Jones and Sandra don’t make for an on-screen duo that would necessarily scream great chemistry, but they are terrific together, radiating a warm, natural friendship that really does feel like it goes back decades. There is an interesting dynamic between the two, Sandra with her mousy hair and lack of make-up and reserved behavior, and Jones with his spot-on voice and crazy outfits and showy demeanor. There are plenty of scenes of Sandra in the first third of the film where she doesn’t say a word but simply listens, to Jones, to stories, to the characters she meets in the small town. It’s a fascinating change of pace for an actress who normally is the center focus of the narrative.
Does she have a big “Oscar” scene in the movie? The film integrates interviews with its characters throughout, and Sandra gets not one but two great moments to tell stories about Truman. But it’s one of her final scenes in Kansas, when she confronts Truman for using his ways of fiction to tell the dark true story of the brutal murders, that gives her the best chance to shine. With her perfected Alabama accent, a cigarette between her fingers, and obvious disdain for what Truman is trying to accomplish, she nails this hard-to-watch argument between two old friends, with both sides offering views that make sense. It’s a scene like this one that Sandra shows just the kind of actress she can be, when she’s met with the right script, director, and character.
For Sandra fans, Infamous is one of those movies of hers that might have fallen through the cracks. She’s not the lead, it’s not a comedy, it didn’t receive any acclaim or awards consideration. But all these years later, not having the former 2005 film Capote to consider, it’s much easier to admire Infamous for the magnificent film that it is. Writer/director Douglas McGrath, whose previous credits include Emma and co-writing the script to Woody Allen’s Bullets Over Broadway, made wise choices with his ensemble cast, but especially with Sandra, who rarely plays a role this tender, this observant. As her career finally started taking a sharp turn for the better, with meatier roles and more complex dramatic fare, this film provided Sandra her most interesting role on screen to date. She may have won the Academy Award for The Blind Side, but she’s just as good, if not better, in Infamous.

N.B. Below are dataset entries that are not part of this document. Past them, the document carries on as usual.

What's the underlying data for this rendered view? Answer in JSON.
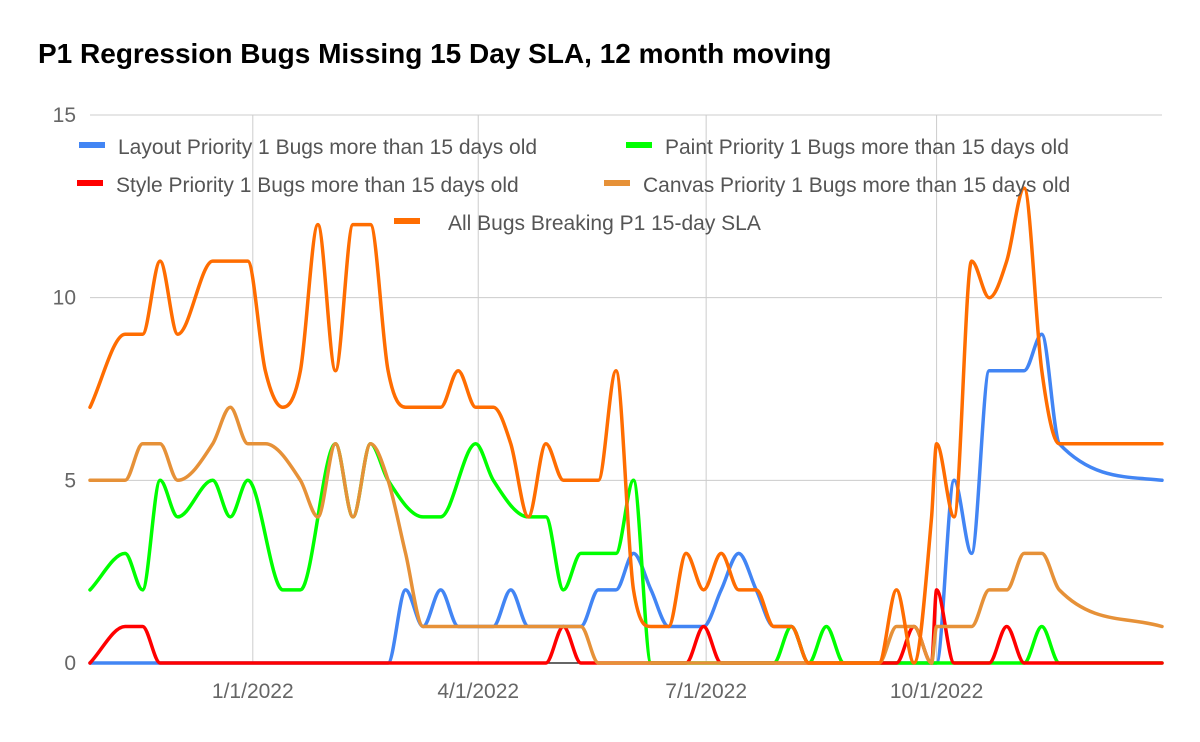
{
  "chart_data": {
    "type": "line",
    "title": "P1 Regression Bugs Missing 15 Day SLA, 12 month moving",
    "xlabel": "",
    "ylabel": "",
    "ylim": [
      0,
      15
    ],
    "xlim": [
      "2021-10-28",
      "2022-12-30"
    ],
    "y_ticks": [
      "0",
      "5",
      "10",
      "15"
    ],
    "x_ticks": [
      {
        "date": "2022-01-01",
        "label": "1/1/2022"
      },
      {
        "date": "2022-04-01",
        "label": "4/1/2022"
      },
      {
        "date": "2022-07-01",
        "label": "7/1/2022"
      },
      {
        "date": "2022-10-01",
        "label": "10/1/2022"
      }
    ],
    "grid": true,
    "legend_position": "top",
    "series": [
      {
        "name": "Layout Priority 1 Bugs more than 15 days old",
        "color": "#4285f4",
        "points": [
          [
            "2021-10-28",
            0
          ],
          [
            "2022-02-24",
            0
          ],
          [
            "2022-03-03",
            2
          ],
          [
            "2022-03-10",
            1
          ],
          [
            "2022-03-17",
            2
          ],
          [
            "2022-03-24",
            1
          ],
          [
            "2022-04-07",
            1
          ],
          [
            "2022-04-14",
            2
          ],
          [
            "2022-04-21",
            1
          ],
          [
            "2022-05-05",
            1
          ],
          [
            "2022-05-12",
            1
          ],
          [
            "2022-05-19",
            2
          ],
          [
            "2022-05-26",
            2
          ],
          [
            "2022-06-02",
            3
          ],
          [
            "2022-06-09",
            2
          ],
          [
            "2022-06-16",
            1
          ],
          [
            "2022-06-23",
            1
          ],
          [
            "2022-06-30",
            1
          ],
          [
            "2022-07-07",
            2
          ],
          [
            "2022-07-14",
            3
          ],
          [
            "2022-07-21",
            2
          ],
          [
            "2022-07-28",
            1
          ],
          [
            "2022-08-04",
            1
          ],
          [
            "2022-08-11",
            0
          ],
          [
            "2022-10-01",
            0
          ],
          [
            "2022-10-08",
            5
          ],
          [
            "2022-10-15",
            3
          ],
          [
            "2022-10-22",
            8
          ],
          [
            "2022-10-29",
            8
          ],
          [
            "2022-11-05",
            8
          ],
          [
            "2022-11-12",
            9
          ],
          [
            "2022-11-19",
            6
          ],
          [
            "2022-12-30",
            5
          ]
        ]
      },
      {
        "name": "Paint Priority 1 Bugs more than 15 days old",
        "color": "#00ff00",
        "points": [
          [
            "2021-10-28",
            2
          ],
          [
            "2021-11-11",
            3
          ],
          [
            "2021-11-18",
            2
          ],
          [
            "2021-11-25",
            5
          ],
          [
            "2021-12-02",
            4
          ],
          [
            "2021-12-16",
            5
          ],
          [
            "2021-12-23",
            4
          ],
          [
            "2021-12-30",
            5
          ],
          [
            "2022-01-13",
            2
          ],
          [
            "2022-01-20",
            2
          ],
          [
            "2022-02-03",
            6
          ],
          [
            "2022-02-10",
            4
          ],
          [
            "2022-02-17",
            6
          ],
          [
            "2022-02-24",
            5
          ],
          [
            "2022-03-10",
            4
          ],
          [
            "2022-03-17",
            4
          ],
          [
            "2022-03-31",
            6
          ],
          [
            "2022-04-07",
            5
          ],
          [
            "2022-04-21",
            4
          ],
          [
            "2022-04-28",
            4
          ],
          [
            "2022-05-05",
            2
          ],
          [
            "2022-05-12",
            3
          ],
          [
            "2022-05-19",
            3
          ],
          [
            "2022-05-26",
            3
          ],
          [
            "2022-06-02",
            5
          ],
          [
            "2022-06-09",
            0
          ],
          [
            "2022-07-28",
            0
          ],
          [
            "2022-08-04",
            1
          ],
          [
            "2022-08-11",
            0
          ],
          [
            "2022-08-18",
            1
          ],
          [
            "2022-08-25",
            0
          ],
          [
            "2022-11-05",
            0
          ],
          [
            "2022-11-12",
            1
          ],
          [
            "2022-11-19",
            0
          ],
          [
            "2022-12-30",
            0
          ]
        ]
      },
      {
        "name": "Style Priority 1 Bugs more than 15 days old",
        "color": "#ff0000",
        "points": [
          [
            "2021-10-28",
            0
          ],
          [
            "2021-11-11",
            1
          ],
          [
            "2021-11-18",
            1
          ],
          [
            "2021-11-25",
            0
          ],
          [
            "2022-04-28",
            0
          ],
          [
            "2022-05-05",
            1
          ],
          [
            "2022-05-12",
            0
          ],
          [
            "2022-06-23",
            0
          ],
          [
            "2022-06-30",
            1
          ],
          [
            "2022-07-07",
            0
          ],
          [
            "2022-09-15",
            0
          ],
          [
            "2022-09-22",
            1
          ],
          [
            "2022-09-29",
            0
          ],
          [
            "2022-10-01",
            2
          ],
          [
            "2022-10-08",
            0
          ],
          [
            "2022-10-22",
            0
          ],
          [
            "2022-10-29",
            1
          ],
          [
            "2022-11-05",
            0
          ],
          [
            "2022-12-30",
            0
          ]
        ]
      },
      {
        "name": "Canvas Priority 1 Bugs more than 15 days old",
        "color": "#e69138",
        "points": [
          [
            "2021-10-28",
            5
          ],
          [
            "2021-11-11",
            5
          ],
          [
            "2021-11-18",
            6
          ],
          [
            "2021-11-25",
            6
          ],
          [
            "2021-12-02",
            5
          ],
          [
            "2021-12-16",
            6
          ],
          [
            "2021-12-23",
            7
          ],
          [
            "2021-12-30",
            6
          ],
          [
            "2022-01-06",
            6
          ],
          [
            "2022-01-20",
            5
          ],
          [
            "2022-01-27",
            4
          ],
          [
            "2022-02-03",
            6
          ],
          [
            "2022-02-10",
            4
          ],
          [
            "2022-02-17",
            6
          ],
          [
            "2022-02-24",
            5
          ],
          [
            "2022-03-03",
            3
          ],
          [
            "2022-03-10",
            1
          ],
          [
            "2022-03-17",
            1
          ],
          [
            "2022-04-28",
            1
          ],
          [
            "2022-05-05",
            1
          ],
          [
            "2022-05-12",
            1
          ],
          [
            "2022-05-19",
            0
          ],
          [
            "2022-09-08",
            0
          ],
          [
            "2022-09-15",
            1
          ],
          [
            "2022-09-22",
            1
          ],
          [
            "2022-09-29",
            0
          ],
          [
            "2022-10-01",
            1
          ],
          [
            "2022-10-08",
            1
          ],
          [
            "2022-10-15",
            1
          ],
          [
            "2022-10-22",
            2
          ],
          [
            "2022-10-29",
            2
          ],
          [
            "2022-11-05",
            3
          ],
          [
            "2022-11-12",
            3
          ],
          [
            "2022-11-19",
            2
          ],
          [
            "2022-12-30",
            1
          ]
        ]
      },
      {
        "name": "All Bugs Breaking P1 15-day SLA",
        "color": "#ff6d01",
        "points": [
          [
            "2021-10-28",
            7
          ],
          [
            "2021-11-11",
            9
          ],
          [
            "2021-11-18",
            9
          ],
          [
            "2021-11-25",
            11
          ],
          [
            "2021-12-02",
            9
          ],
          [
            "2021-12-16",
            11
          ],
          [
            "2021-12-23",
            11
          ],
          [
            "2021-12-30",
            11
          ],
          [
            "2022-01-06",
            8
          ],
          [
            "2022-01-13",
            7
          ],
          [
            "2022-01-20",
            8
          ],
          [
            "2022-01-27",
            12
          ],
          [
            "2022-02-03",
            8
          ],
          [
            "2022-02-10",
            12
          ],
          [
            "2022-02-17",
            12
          ],
          [
            "2022-02-24",
            8
          ],
          [
            "2022-03-03",
            7
          ],
          [
            "2022-03-10",
            7
          ],
          [
            "2022-03-17",
            7
          ],
          [
            "2022-03-24",
            8
          ],
          [
            "2022-03-31",
            7
          ],
          [
            "2022-04-07",
            7
          ],
          [
            "2022-04-14",
            6
          ],
          [
            "2022-04-21",
            4
          ],
          [
            "2022-04-28",
            6
          ],
          [
            "2022-05-05",
            5
          ],
          [
            "2022-05-12",
            5
          ],
          [
            "2022-05-19",
            5
          ],
          [
            "2022-05-26",
            8
          ],
          [
            "2022-06-02",
            2
          ],
          [
            "2022-06-09",
            1
          ],
          [
            "2022-06-16",
            1
          ],
          [
            "2022-06-23",
            3
          ],
          [
            "2022-06-30",
            2
          ],
          [
            "2022-07-07",
            3
          ],
          [
            "2022-07-14",
            2
          ],
          [
            "2022-07-21",
            2
          ],
          [
            "2022-07-28",
            1
          ],
          [
            "2022-08-04",
            1
          ],
          [
            "2022-08-11",
            0
          ],
          [
            "2022-09-08",
            0
          ],
          [
            "2022-09-15",
            2
          ],
          [
            "2022-09-22",
            0
          ],
          [
            "2022-09-29",
            4
          ],
          [
            "2022-10-01",
            6
          ],
          [
            "2022-10-08",
            4
          ],
          [
            "2022-10-15",
            11
          ],
          [
            "2022-10-22",
            10
          ],
          [
            "2022-10-29",
            11
          ],
          [
            "2022-11-05",
            13
          ],
          [
            "2022-11-12",
            8
          ],
          [
            "2022-11-19",
            6
          ],
          [
            "2022-12-30",
            6
          ]
        ]
      }
    ]
  }
}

Best Scene: Sandra and Jones argue over the direction he’s taking his supposed “non-fiction” novel.
Best Line: “You shouldn’t be doing what you’re doing!”
Sandra won the 2006 Hollywood Film Festival award for Best Supporting Actress for this film.
Infamous reunited Sandra with her Speed co-star Jeff Daniels.
Samantha Morton was originally cast as Harper Lee.
The film’s original title alternated between Have You Heard? and Every Word is True.
Sandra did not personally meet Harper Lee, but she did extensive research, including listening to her voice in audio clips and studying her handwriting on microfiche at the New York Public Library.